This week, President Obama signed the Trade Facilitation and Trade Enforcement Act, which in part closes an 86-year-old loophole that now bans the importation of food and other goods produced by slave labor.

According to the Associated Press, the new legislation eliminates existing language contained in the Tariff Act of 1930. While the act allowed for the seizure of goods where forced labor was suspected, it contained a provision dubbed “consumptive demand” which allowed any good to be imported no matter how it was soured or produced if there was not enough domestic supply to meet demand.

Eliminating “consumptive demand” permits customs and border agents to strictly enforce the law.

From the AP, “To start an investigation, Customs needs to receive a petition from anyone — a business, an agency, even a non-citizen — showing ‘reasonably but not conclusively’ that imports were made at least in part with forced labor.”

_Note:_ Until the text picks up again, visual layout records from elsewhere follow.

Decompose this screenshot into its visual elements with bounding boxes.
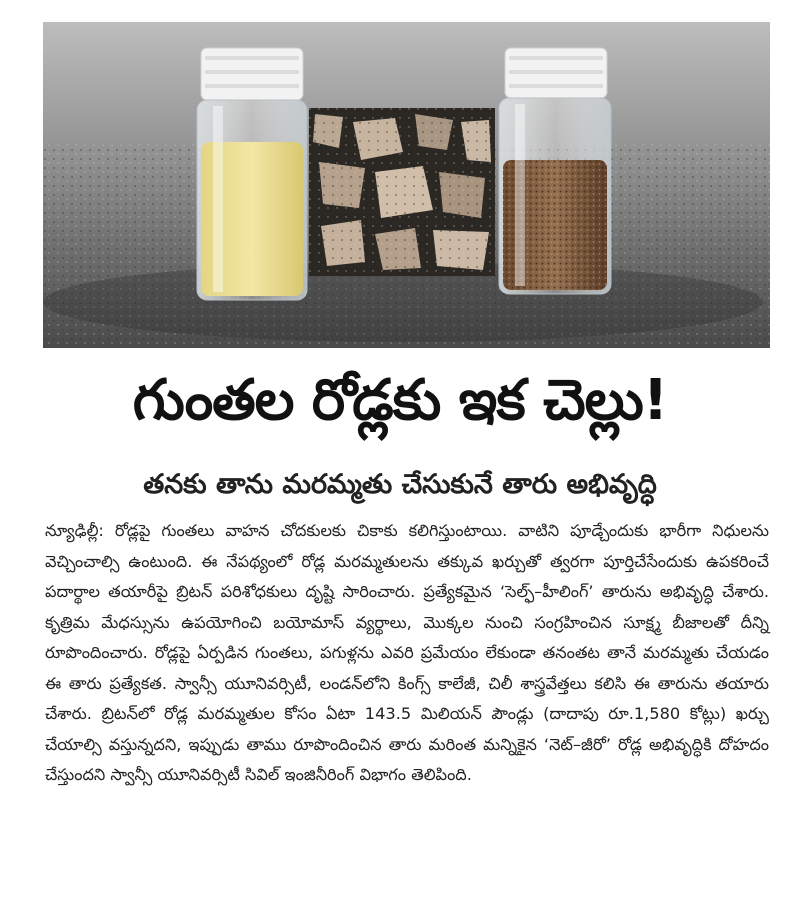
powder-jar [197, 48, 307, 300]
article-photo [43, 22, 770, 348]
asphalt-block [309, 108, 495, 276]
headline-container [0, 362, 800, 452]
headline: గుంతల రోడ్లకు ఇక చెల్లు! [132, 367, 668, 433]
subheadline-container [0, 468, 800, 508]
subheadline: తనకు తాను మరమ్మతు చేసుకునే తారు అభివృద్ధి [143, 469, 657, 500]
granule-jar [499, 48, 611, 294]
article-body [45, 516, 769, 876]
article-body-text: న్యూఢిల్లీ: రోడ్లపై గుంతలు వాహన చోదకులకు చికాకు కలిగిస్తుంటాయి. వాటిని పూడ్చేందుకు భారీగా నిధులను వెచ్చించాల్సి ఉంటుంది. ఈ నేపథ్యంలో రోడ్ల మరమ్మతులను తక్కువ ఖర్చుతో త్వరగా పూర్తిచేసేందుకు ఉపకరించే పదార్థాల తయారీపై బ్రిటన్ పరిశోధకులు దృష్టి సారించారు. ప్రత్యేకమైన ‘సెల్ఫ్–హీలింగ్’ తారును అభివృద్ధి చేశారు. కృత్రిమ మేధస్సును ఉపయోగించి బయోమాస్ వ్యర్థాలు, మొక్కల నుంచి సంగ్రహించిన సూక్ష్మ బీజాలతో దీన్ని రూపొందించారు. రోడ్లపై ఏర్పడిన గుంతలు, పగుళ్లను ఎవరి ప్రమేయం లేకుండా తనంతట తానే మరమ్మతు చేయడం ఈ తారు ప్రత్యేకత. స్వాన్సీ యూనివర్సిటీ, లండన్‌లోని కింగ్స్ కాలేజీ, చిలీ శాస్త్రవేత్తలు కలిసి ఈ తారును తయారు చేశారు. బ్రిటన్‌లో రోడ్ల మరమ్మతుల కోసం ఏటా 143.5 మిలియన్ పౌండ్లు (దాదాపు రూ.1,580 కోట్లు) ఖర్చు చేయాల్సి వస్తున్నదని, ఇప్పుడు తాము రూపొందించిన తారు మరింత మన్నికైన ‘నెట్–జీరో’ రోడ్ల అభివృద్ధికి దోహదం చేస్తుందని స్వాన్సీ యూనివర్సిటీ సివిల్ ఇంజినీరింగ్ విభాగం తెలిపింది. [45, 521, 770, 784]
asphalt-sample-illustration [43, 22, 770, 348]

Last year, Nestlé released the results of a year-long investigation exposing widespread forced labor and human rights violations within the Thai seafood industry. Nestlé found these abuses within its own supply chain and warned that, because of the general vulnerabilities of migrant workers in Thailand, virtually all European and US food companies that purchase seafood from Thailand are at risk of having the abuses in their supply chains as well. The results of this investigation echoed abuses reported by news organizations including the AP which found similar conditions aboard Thai fishing boats. The AP report placed the majority of the blame on loopholes in, and the poor enforcement of, the US law that bans the import of goods produced by forced labor.